La nueva película del realizador de EL ARBOL y LA CASA lo muestra ingresando a un universo de personajes que viven en el Delta: un hombre llega con un bote, camina, se establece en el lugar, comparte unos momentos con un extendido grupo familiar y vuelve a partir.
Esa accesible pero a la vez misteriosa cotidianidad está presentada sin diálogos, en blanco y negro, mezclando formatos fílmicos (8 y 16 mm.) y generando una sensación de permanencia, de algo que incluye pasado y presente, como si ese recorrido por el espacio fuera también un recorrido por el tiempo y por el lugar.

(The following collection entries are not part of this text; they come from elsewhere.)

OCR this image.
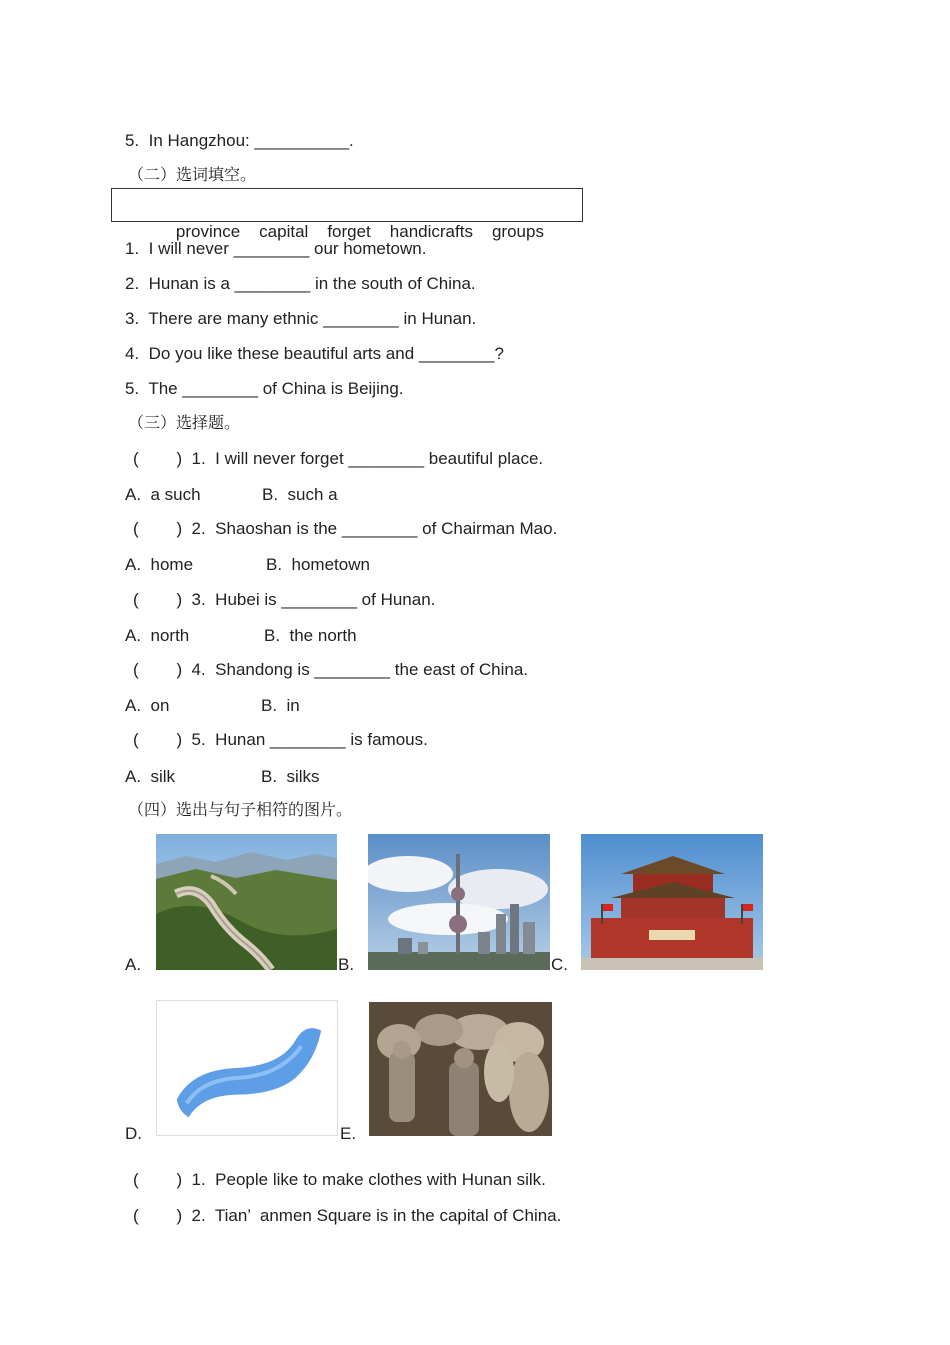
5.  In Hangzhou: __________.
（二）选词填空。

province capital forget handicrafts groups

1.  I will never ________ our hometown.
2.  Hunan is a ________ in the south of China.
3.  There are many ethnic ________ in Hunan.
4.  Do you like these beautiful arts and ________?
5.  The ________ of China is Beijing.
（三）选择题。
(        )  1.  I will never forget ________ beautiful place.
A.  a such	B.  such a
(        )  2.  Shaoshan is the ________ of Chairman Mao.
A.  home	B.  hometown
(        )  3.  Hubei is ________ of Hunan.
A.  north	B.  the north
(        )  4.  Shandong is ________ the east of China.
A.  on	B.  in
(        )  5.  Hunan ________ is famous.
A.  silk	B.  silks
（四）选出与句子相符的图片。
A.	B.	C.
D.	E.
(        )  1.  People like to make clothes with Hunan silk.
(        )  2.  Tian’  anmen Square is in the capital of China.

La mezcla de formatos y el sonido no sincronizado ayudan a crear la sensación de un “no tiempo” al punto que más que hablar de un documental podríamos hablar de una ficción en la que a partir de acciones cotidianas relativamente intrascendentes se crea, casi, la historia de un lugar en diferentes momentos, como las historias de fantasmas que conviven en el pasado, el presente y, ¿quién sabe?, acaso también el futuro.
Es una belleza inquietante la de EL ROSTRO: la belleza de encontrarse con las delicadas maneras en la que el cine transforma la realidad en un universo misterioso e inexpugnable. La belleza de no saber si un rostro –una persona, un lugar, un universo– es eso que vemos ahí o es otra cosa.